Sopravvive nella costa nord-ovest della Sardegna. Traduttore dal francese dei contributi della "critica del valore".

2 Commenti

  1. Il nocciolo della questione è sempre lo stesso: la logica del profitto, che inevitabilmente diventa un istante dopo logica del profitto per il profitto, il denaro per il denaro, non è una logica a misura d’uomo come individuo, né a misura di umanità intesa come famiglie e società. Le élites si trincerano dentro le loro fortezze, circondandosi di lacchè e cortigiani a loro difesa e illudendosi di ricavarsi così un’oasi di salvezza. Tuttavia il sistema sostanzialmente anarchico del capitalismo se ne infischia pure delle loro oasi, distruggendo tutto ciò che gli capita a tiro pur di raggiungere il suo scopo, dicasi privatizzazione del mondo e persino del fenomeno vita. Una volta distrutto il substrato che sostiene le loro fortezze, collasseranno anche tutte le loro illusioni di salvezza.
    Insomma il denaro è in origine una convenzione sociale atta a favorire la produzione e gli scambi tra gli esseri umani di beni e servizi, ma la logica del profitto, ossia la mano invisibile del mercato, l’avidità, è come “Re Shitas”, trasforma in merda tutto ciò che tocca. Anzi, nemmeno in merda, perché sarebbe già qualcosa di ecologico, ma in qualcosa di peggiore, perché Re Shitas trasforma tutto in morte. In altre parole Re Shitas non è nemmeno uno stronzo, quindi sterco, quindi ecologico. Perché se Re Shitas fosse uno stronzo, sarebbe già qualcosa, ma non è nemmeno quello.
    Oggi e già da decenni imperversa una doppia anarchia: quella del turbocapitalismo globale e quella dei sistemi informatici mondiali, che… chi li controlla veramente? Forse dei poveri illusi che con la loro “intelligence” pensano di poter controllare un’infinità di algoritmi che nemmeno si sa quale è tutto il loro contenuto e a che cosa servono?

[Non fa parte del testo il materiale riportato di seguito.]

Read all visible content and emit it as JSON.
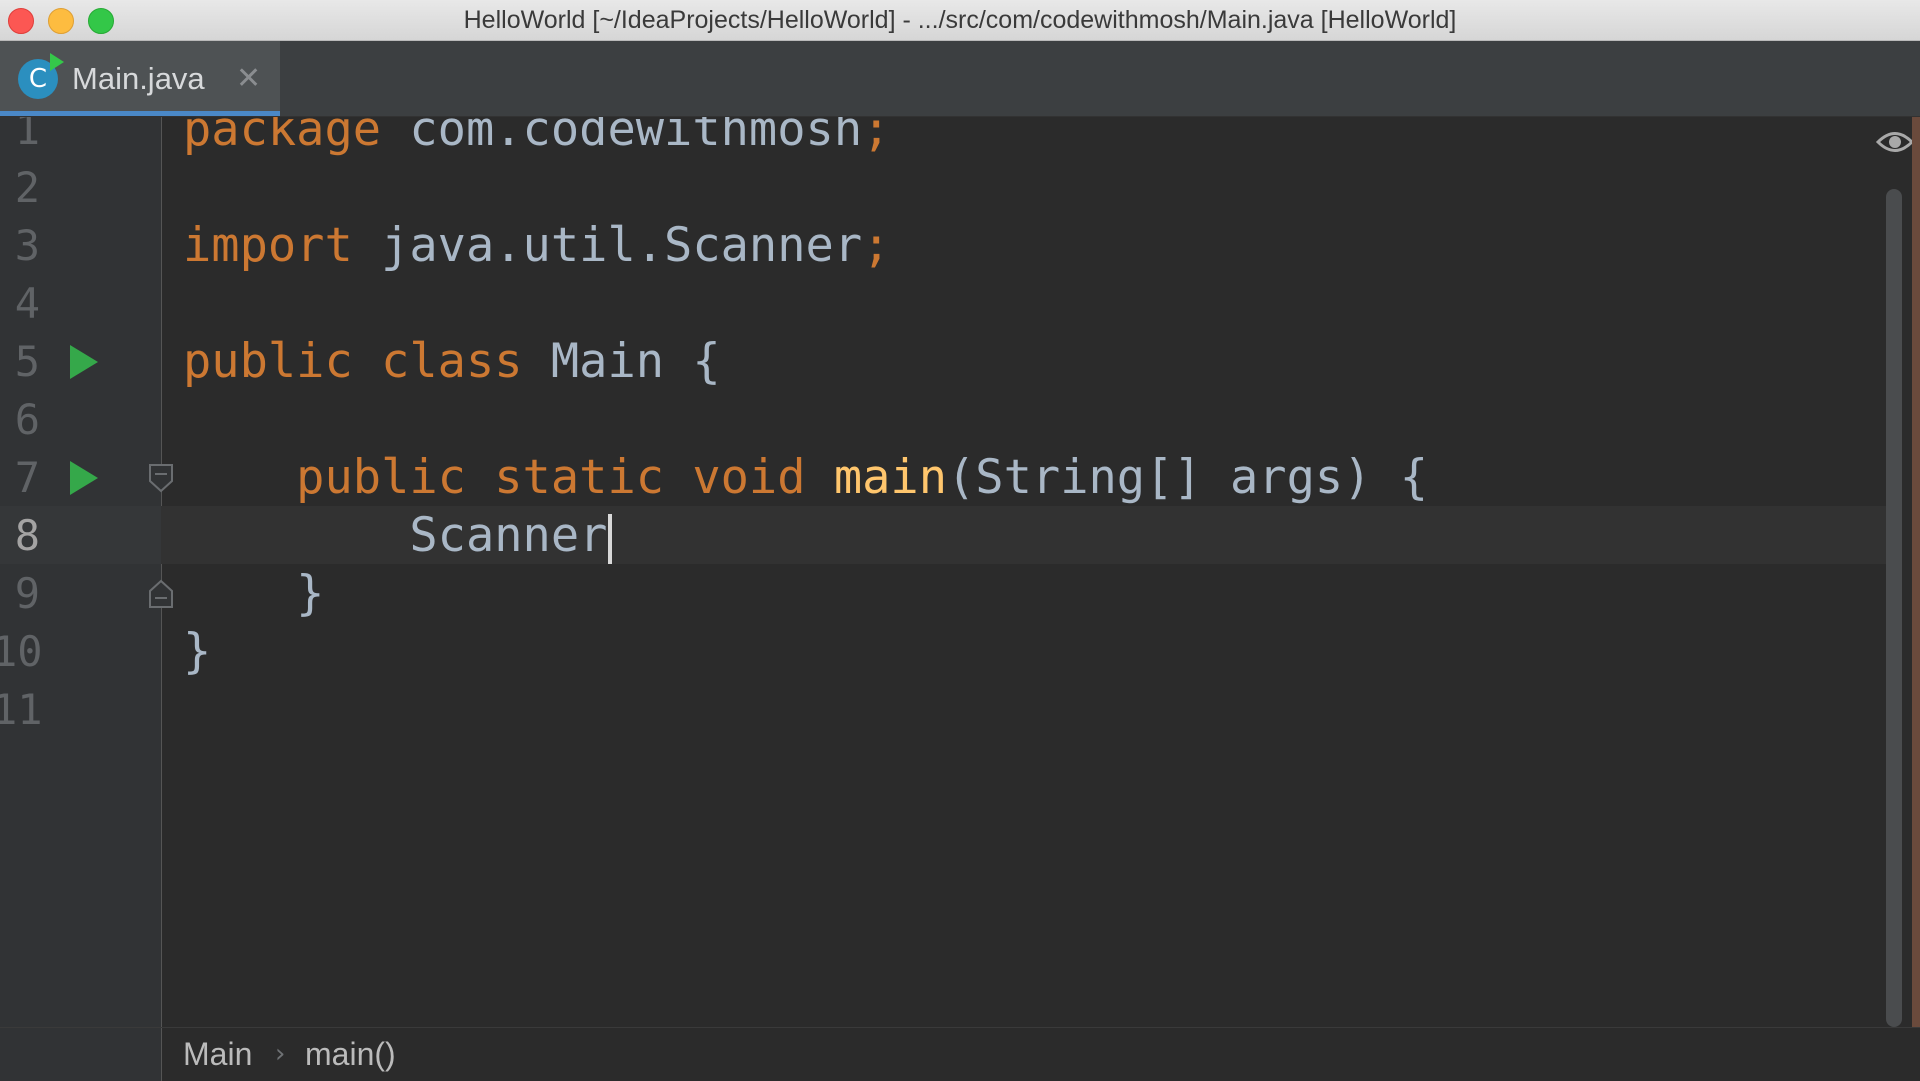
{
  "window": {
    "title": "HelloWorld [~/IdeaProjects/HelloWorld] - .../src/com/codewithmosh/Main.java [HelloWorld]"
  },
  "tabs": [
    {
      "label": "Main.java",
      "icon": "java-class-icon",
      "icon_letter": "C",
      "active": true
    }
  ],
  "editor": {
    "line_numbers": [
      "1",
      "2",
      "3",
      "4",
      "5",
      "6",
      "7",
      "8",
      "9",
      "10",
      "11"
    ],
    "current_line": 8,
    "lines": [
      {
        "tokens": [
          {
            "t": "package ",
            "k": "kw"
          },
          {
            "t": "com.codewithmosh",
            "k": "plain"
          },
          {
            "t": ";",
            "k": "kw"
          }
        ]
      },
      {
        "tokens": []
      },
      {
        "tokens": [
          {
            "t": "import ",
            "k": "kw"
          },
          {
            "t": "java.util.Scanner",
            "k": "plain"
          },
          {
            "t": ";",
            "k": "kw"
          }
        ]
      },
      {
        "tokens": []
      },
      {
        "tokens": [
          {
            "t": "public class ",
            "k": "kw"
          },
          {
            "t": "Main {",
            "k": "plain"
          }
        ]
      },
      {
        "tokens": []
      },
      {
        "tokens": [
          {
            "t": "    public static void ",
            "k": "kw"
          },
          {
            "t": "main",
            "k": "fn"
          },
          {
            "t": "(String[] args) {",
            "k": "plain"
          }
        ]
      },
      {
        "tokens": [
          {
            "t": "        Scanner",
            "k": "plain"
          }
        ],
        "caret": true
      },
      {
        "tokens": [
          {
            "t": "    }",
            "k": "plain"
          }
        ]
      },
      {
        "tokens": [
          {
            "t": "}",
            "k": "plain"
          }
        ]
      },
      {
        "tokens": []
      }
    ],
    "run_gutter_lines": [
      5,
      7
    ],
    "fold_markers": [
      7,
      9
    ]
  },
  "breadcrumbs": [
    "Main",
    "main()"
  ],
  "colors": {
    "keyword": "#cc7832",
    "function": "#ffc66d",
    "plain": "#a9b7c6",
    "run_icon": "#35a84a",
    "tab_underline": "#4a88c7"
  }
}
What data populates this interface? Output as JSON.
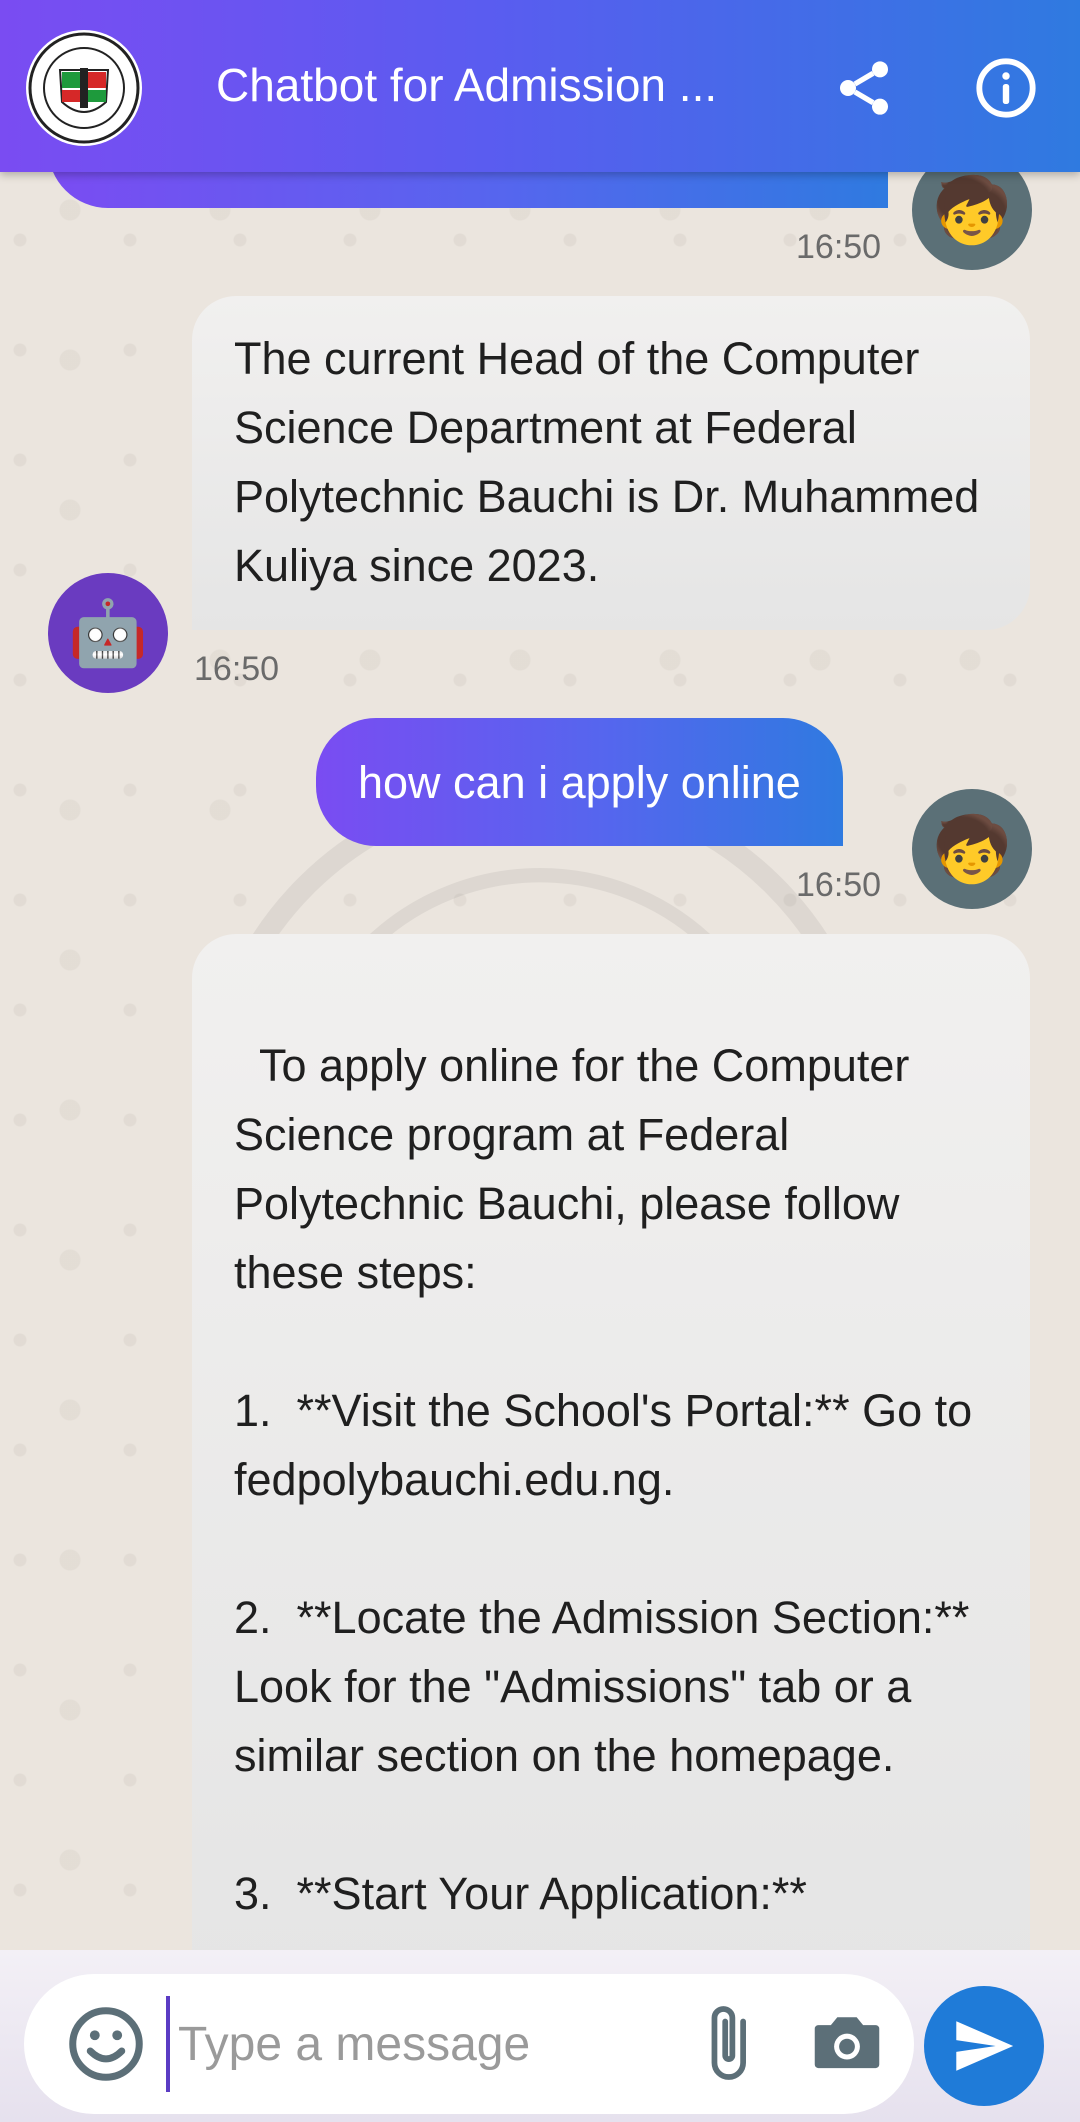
{
  "header": {
    "title": "Chatbot for Admission ...",
    "logo_icon": "federal-polytechnic-bauchi-logo",
    "share_icon": "share-icon",
    "info_icon": "info-icon"
  },
  "messages": [
    {
      "sender": "user",
      "text": "",
      "time": "16:50"
    },
    {
      "sender": "bot",
      "text": "The current Head of the Computer Science Department at Federal Polytechnic Bauchi is Dr. Muhammed Kuliya since 2023.",
      "time": "16:50"
    },
    {
      "sender": "user",
      "text": "how can i apply online",
      "time": "16:50"
    },
    {
      "sender": "bot",
      "text": "To apply online for the Computer Science program at Federal Polytechnic Bauchi, please follow these steps:\n\n1.  **Visit the School's Portal:** Go to fedpolybauchi.edu.ng.\n\n2.  **Locate the Admission Section:** Look for the \"Admissions\" tab or a similar section on the homepage.\n\n3.  **Start Your Application:**",
      "time": ""
    }
  ],
  "composer": {
    "placeholder": "Type a message",
    "value": ""
  },
  "avatars": {
    "user": "🧒",
    "bot": "🤖"
  },
  "colors": {
    "accent_start": "#7a4cf2",
    "accent_end": "#2f7ae0",
    "send_button": "#1f7bd8",
    "bot_avatar": "#6a3bc0",
    "user_avatar": "#5b7077"
  }
}
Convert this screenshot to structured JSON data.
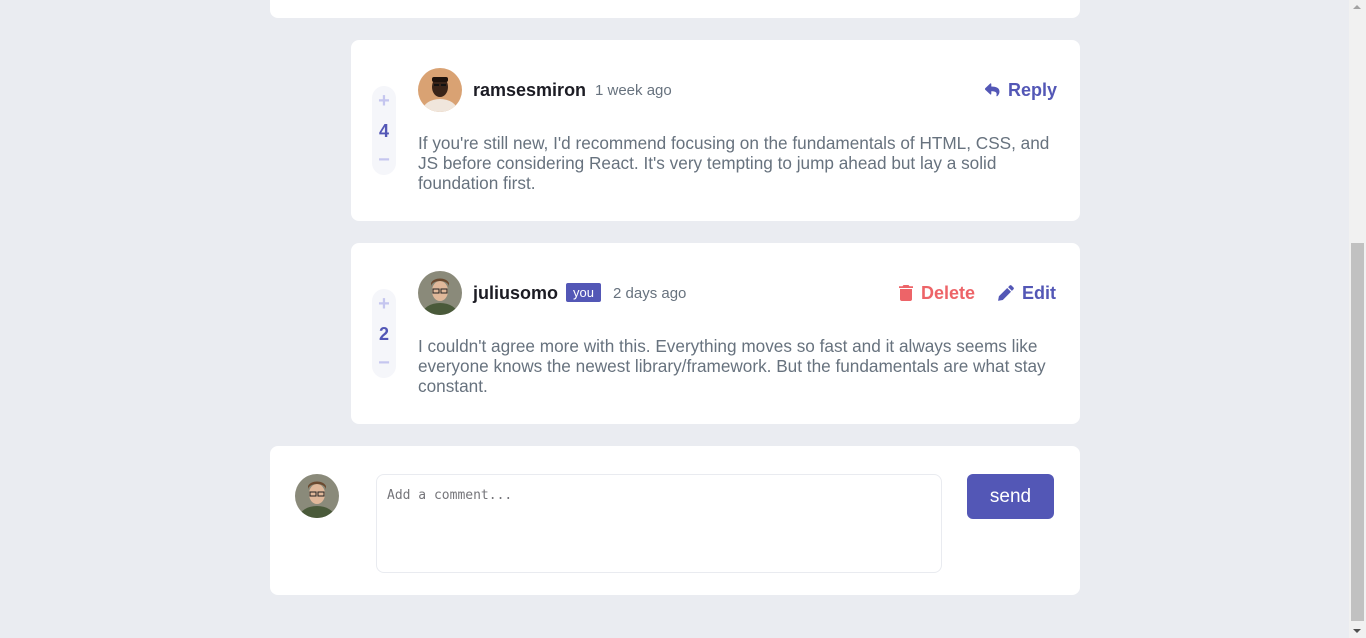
{
  "colors": {
    "background": "#eaecf1",
    "card": "#ffffff",
    "accent": "#5357b6",
    "accent_light": "#c5c6ef",
    "danger": "#ed6468",
    "text": "#67727e",
    "heading": "#1c1c24"
  },
  "comments": [
    {
      "username": "ramsesmiron",
      "timestamp": "1 week ago",
      "score": "4",
      "content": "If you're still new, I'd recommend focusing on the fundamentals of HTML, CSS, and JS before considering React. It's very tempting to jump ahead but lay a solid foundation first.",
      "avatar_icon": "avatar-ramsesmiron",
      "actions": {
        "reply": "Reply"
      }
    },
    {
      "username": "juliusomo",
      "badge": "you",
      "timestamp": "2 days ago",
      "score": "2",
      "content": "I couldn't agree more with this. Everything moves so fast and it always seems like everyone knows the newest library/framework. But the fundamentals are what stay constant.",
      "avatar_icon": "avatar-juliusomo",
      "actions": {
        "delete": "Delete",
        "edit": "Edit"
      }
    }
  ],
  "vote": {
    "plus": "+",
    "minus": "−"
  },
  "composer": {
    "placeholder": "Add a comment...",
    "send_label": "send",
    "avatar_icon": "avatar-juliusomo"
  }
}
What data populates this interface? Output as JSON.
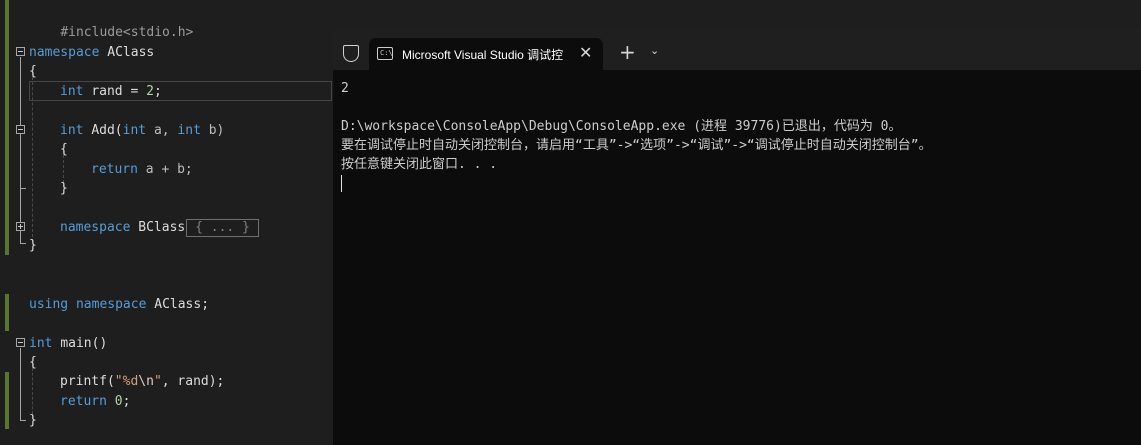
{
  "editor": {
    "line1": "#include<stdio.h>",
    "ns_kw": "namespace",
    "ns_name": "AClass",
    "open_brace": "{",
    "close_brace": "}",
    "int_kw": "int",
    "rand_decl": "rand = ",
    "rand_val": "2",
    "semicolon": ";",
    "add_fn": "Add(",
    "param_a": "a, ",
    "param_b": "b)",
    "return_kw": "return",
    "return_expr": "a + b;",
    "ns2_name": "BClass",
    "collapsed_text": "{ ... }",
    "using_kw": "using",
    "using_name": "AClass;",
    "main_fn": "main()",
    "printf_call": "printf(",
    "fmt_open": "\"%d",
    "fmt_esc": "\\n",
    "fmt_close": "\"",
    "printf_args": ", rand);",
    "return_zero": "0",
    "paren_open": "(",
    "paren_close": ")"
  },
  "terminal": {
    "tab_title": "Microsoft Visual Studio 调试控",
    "tab_icon": "C:\\",
    "close_glyph": "✕",
    "new_tab_glyph": "+",
    "dropdown_glyph": "⌄",
    "output": [
      "2",
      "",
      "D:\\workspace\\ConsoleApp\\Debug\\ConsoleApp.exe (进程 39776)已退出，代码为 0。",
      "要在调试停止时自动关闭控制台，请启用“工具”->“选项”->“调试”->“调试停止时自动关闭控制台”。",
      "按任意键关闭此窗口. . ."
    ]
  },
  "icons": [
    "shield-icon",
    "terminal-icon",
    "close-icon",
    "plus-icon",
    "chevron-down-icon"
  ],
  "colors": {
    "keyword": "#569cd6",
    "string": "#d69d85",
    "change_bar": "#577430",
    "terminal_bg": "#0c0c0c"
  }
}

C’è qualcuno al mondo che oggi sa che cosa “gira” sulla rete internet e in tutti i singoli sottosistemi computazionali e di memoria? Qualcuno sa dirci se su internet o via internet è già nata una qualche singolarità, entità informatica con una sua logica autonoma, oppure più d’una singolarità?
    Ora, quando diciamo anarchia non ci riferiamo a qualcosa di idilliaco come tribù di uomini del passato come quelle dei cacciatori-raccoglitori nel prima della nascita delle civiltà.
    Quando diciamo anarchia intendiamo esattamente riconoscere l’equipollenza del caso con l’anarchia di cui stiamo parlando – col denaro fare più denaro. Quanto durerà una civiltà dell’uomo, quella contemporanea, che si è affidata ciecamente al caso? Cioè al lancio di dadi da gioco? Qualcuno tra di noi salirebbe mai su una nave senza timone? E su di un’auto senza un volante, manuale o informatico?

    In ultima analisi, è poi così importante la civiltà dell’uomo, nell’universo? Madre natura, fissata con asteroidi, supereruzioni vulcaniche, supernove, glaciazioni e altre stregonerie tipo guerre termonucleari, sa come fare tabula rasa dei suoi figli ingrati e degenerati per riportare l’ordine delle cose alla semplicità, all’arco e alla freccia: un Mondo Nuovo.
    Ma se la civiltà, o meglio l’inciviltà dell’uomo non è poi così importante, rimane il fatto che invece è importante ieri, oggi e domani, la felicità, ma prima ancora la dignità dell’uomo e dell’umanità: individui, famiglie, società. Una società organica non ha figli e figliastri, ma solo figli. Una società organica non si affida al caso, ma alla ragione, nella sua connotazione originaria di buon senso, non certo in quella di raziocinio illuministico e successive elaborazioni contorte atte ad avvalorare il darwinismo sociale e a massimizzare i profitti infischiandosene del corpo sociale.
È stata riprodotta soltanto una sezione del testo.